Allerdings: Was ist denn das überhaupt – ein gelingendes Leben? Das kann man ja sehr unterschiedlich sehen. Die Forscher sprechen von erfülltem Leben, wenn ein Mensch möglichst viele Bedingungen erfüllt, nämlich: alt ist und gleichzeitig körperlich und geistig weitestgehend gesund und wenn er zufrieden ist mit sich selbst.
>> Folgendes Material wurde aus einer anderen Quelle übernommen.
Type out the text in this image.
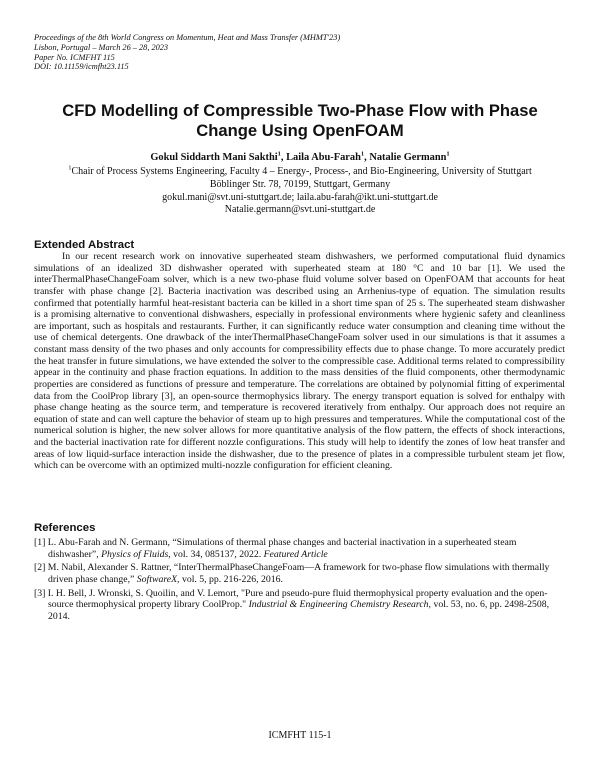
Proceedings of the 8th World Congress on Momentum, Heat and Mass Transfer (MHMT'23)
Lisbon, Portugal – March 26 – 28, 2023
Paper No. ICMFHT 115
DOI: 10.11159/icmfht23.115
CFD Modelling of Compressible Two-Phase Flow with Phase Change Using OpenFOAM
Gokul Siddarth Mani Sakthi$^1$, Laila Abu-Farah$^1$, Natalie Germann$^1$
$^1$Chair of Process Systems Engineering, Faculty 4 – Energy-, Process-, and Bio-Engineering, University of Stuttgart
Böblinger Str. 78, 70199, Stuttgart, Germany
gokul.mani@svt.uni-stuttgart.de; laila.abu-farah@ikt.uni-stuttgart.de
Natalie.germann@svt.uni-stuttgart.de
Extended Abstract

In our recent research work on innovative superheated steam dishwashers, we performed computational fluid dynamics simulations of an idealized 3D dishwasher operated with superheated steam at 180 °C and 10 bar [1]. We used the interThermalPhaseChangeFoam solver, which is a new two-phase fluid volume solver based on OpenFOAM that accounts for heat transfer with phase change [2]. Bacteria inactivation was described using an Arrhenius-type of equation. The simulation results confirmed that potentially harmful heat-resistant bacteria can be killed in a short time span of 25 s. The superheated steam dishwasher is a promising alternative to conventional dishwashers, especially in professional environments where hygienic safety and cleanliness are important, such as hospitals and restaurants. Further, it can significantly reduce water consumption and cleaning time without the use of chemical detergents. One drawback of the interThermalPhaseChangeFoam solver used in our simulations is that it assumes a constant mass density of the two phases and only accounts for compressibility effects due to phase change. To more accurately predict the heat transfer in future simulations, we have extended the solver to the compressible case. Additional terms related to compressibility appear in the continuity and phase fraction equations. In addition to the mass densities of the fluid components, other thermodynamic properties are considered as functions of pressure and temperature. The correlations are obtained by polynomial fitting of experimental data from the CoolProp library [3], an open-source thermophysics library. The energy transport equation is solved for enthalpy with phase change heating as the source term, and temperature is recovered iteratively from enthalpy. Our approach does not require an equation of state and can well capture the behavior of steam up to high pressures and temperatures. While the computational cost of the numerical solution is higher, the new solver allows for more quantitative analysis of the flow pattern, the effects of shock interactions, and the bacterial inactivation rate for different nozzle configurations. This study will help to identify the zones of low heat transfer and areas of low liquid-surface interaction inside the dishwasher, due to the presence of plates in a compressible turbulent steam jet flow, which can be overcome with an optimized multi-nozzle configuration for efficient cleaning.

References
[1] L. Abu-Farah and N. Germann, “Simulations of thermal phase changes and bacterial inactivation in a superheated steam dishwasher”, Physics of Fluids, vol. 34, 085137, 2022. Featured Article
[2] M. Nabil, Alexander S. Rattner, “InterThermalPhaseChangeFoam—A framework for two-phase flow simulations with thermally driven phase change,” SoftwareX, vol. 5, pp. 216-226, 2016.
[3] I. H. Bell, J. Wronski, S. Quoilin, and V. Lemort, "Pure and pseudo-pure fluid thermophysical property evaluation and the open-source thermophysical property library CoolProp." Industrial & Engineering Chemistry Research, vol. 53, no. 6, pp. 2498-2508, 2014.
ICMFHT 115-1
Das Ergebnis nach 75 Jahren lautet nun: Den größten Einfluss darauf, ob ein Leben gelingt, hat Bindung. Sagt Vailant. Es gehe dabei nicht unbedingt um die Bindung zum Lebenspartner, sondern eher um die grundsätzliche Beziehung zu anderen Menschen, und zwar im Sinne von Einfühlsamkeit und der Bereitschaft im „Wir“ zu denken, statt nur im „Ich“. Glück, als momentaner Gemütszustand hingegen spielt kaum eine Rolle. Auch habe eine unglückliche und triste Kindheit wenig Einfluss auf die Zukunft. Denn: Viele Teilnehmer mit seelischen Problemen erholen sich im Laufe der Jahre. Die Spuren der schweren Kindheit verschwinden, haben keinen nachweisbaren Einfluss auf Zufriedenheit, Gesundheit und Lebenslänge. Gelingendes Leben, trotz schwerer Kindheit.


Ich finde das ermutigend. Denn ich glaube, dass es für Gott keine hoffnungslosen Fälle gibt. Auch die nicht, die aus hochbelasteten Familien kommen und deren Kinder schon lernen: „Ich bin Hartz IV“. Gott traut uns Menschen viel Entwicklung zu.

Offensichtlich zu Recht. Es ist eine Frage des Blickwinkels: Ich kann auf andere Menschen und auf mich schauen mit der Frage: Was habe ich, was haben sie, immer noch nicht geschafft oder ich nehme wahr: Das was jetzt ist, ist das, was ich, was sie bereits schaffen.

Und das ist – bei Licht betrachtet – in der Regel viel, und nicht selbstverständlich.

Und das Glück? Bleibt Glück, wenn es Glück ist. Nicht mehr und nicht weniger.

Was bleibt ist Beziehung. Bei Gott und den Menschen geht es um Bindung. Du und ich. Um Wir. Um mitfühlen. Das allerdings, kann Glück sein.